Usually, declines in species abundance, whether insects or mammals, are linked with habitat destruction. But the latest research -- published this week in the journal PNAS -- suggests declines in the nutritional qualities of grass, even in preserved habitats, can spur declines in the number of herbivores.
"One surprise was that grasshopper abundances in this large native tallgrass prairie reserve are declining," lead study author Ellen Welti, ecologist at the University of Oklahoma, said in a news release. "This grassland appears to be a stable and prime habitat for grasshoppers and yet even here, we are seeing 2 percent annual declines."
The latest analysis suggests climate change is to blame. Researchers measured declining levels of nitrogen, phosphorus and sodium in the grass growing in Konza Prairie, a large reserve in northeast Kansas. Grass growth rates have increased as CO2 levels rise, but there is less and less nutrients to nourish new grass.
"The greenhouse gas CO2 is heating the Earth and acidifying its oceans, but it is also the main ingredient in the sugars, starches, and cellulose of plants," said Michael Kaspari, professor of ecology at Oklahoma. "When we pump the atmosphere full of CO2, we build more plants. But, with no additional nutrients to fertilize them, the nutritional value of each bite is diluted. Mouthful by mouthful, the prairie provides less and less food to the grasshoppers. Hence, their decline."

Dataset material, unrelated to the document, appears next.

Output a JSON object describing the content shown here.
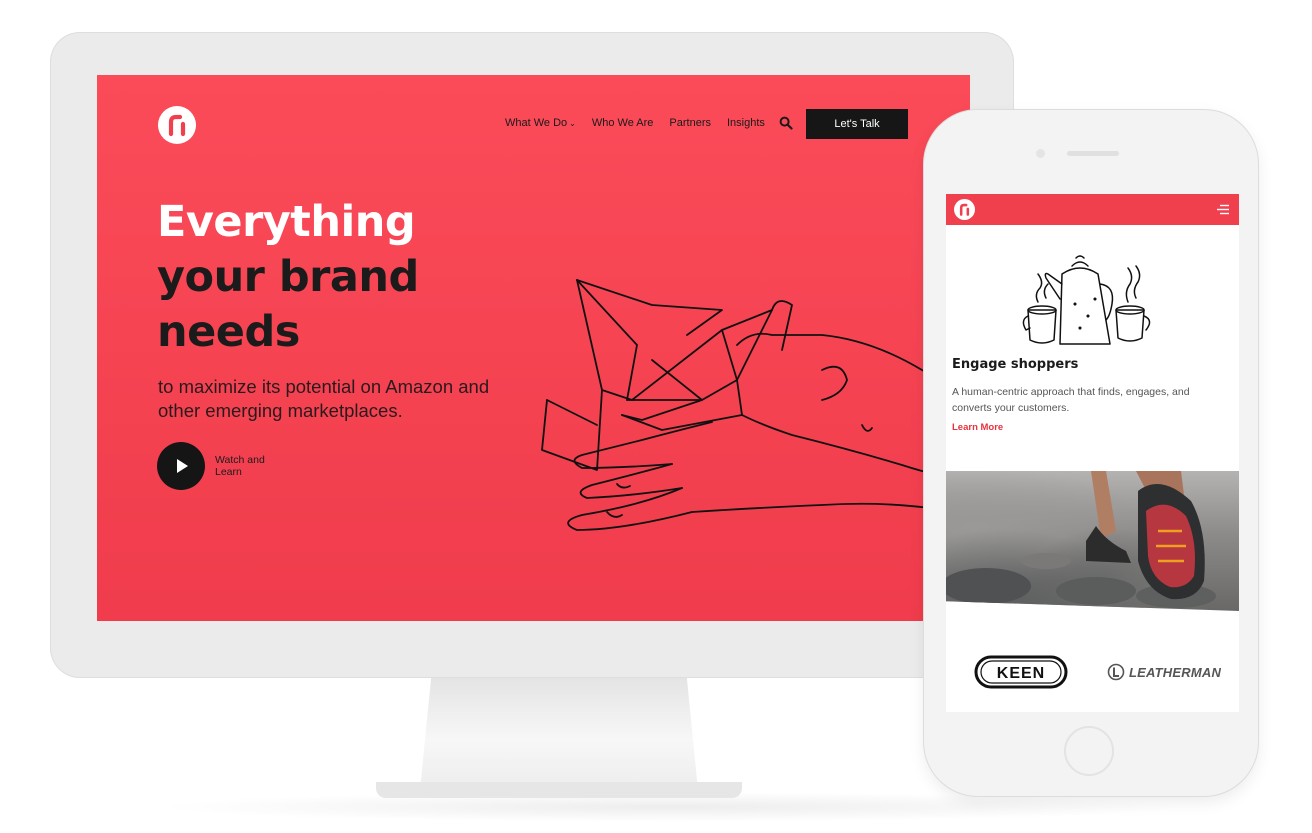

Grassland covers more than 30 percent of Earth's land mass, and grasshoppers are one of the most abundance grass-eaters. It's like similar declines are occurring among herbivore populations around the globe.
"The mechanism of grasshopper declines that we propose in this study -- declining plant quality with increasing atmospheric CO2 -- is expected to be global in scope and pose the largest challenge to herbivores," Kaspari said. "It is notable that a large number of previous studies documenting insect declines were on another herbivorous group -- butterflies and moths -- but few of these papers identified a mechanism causing declines."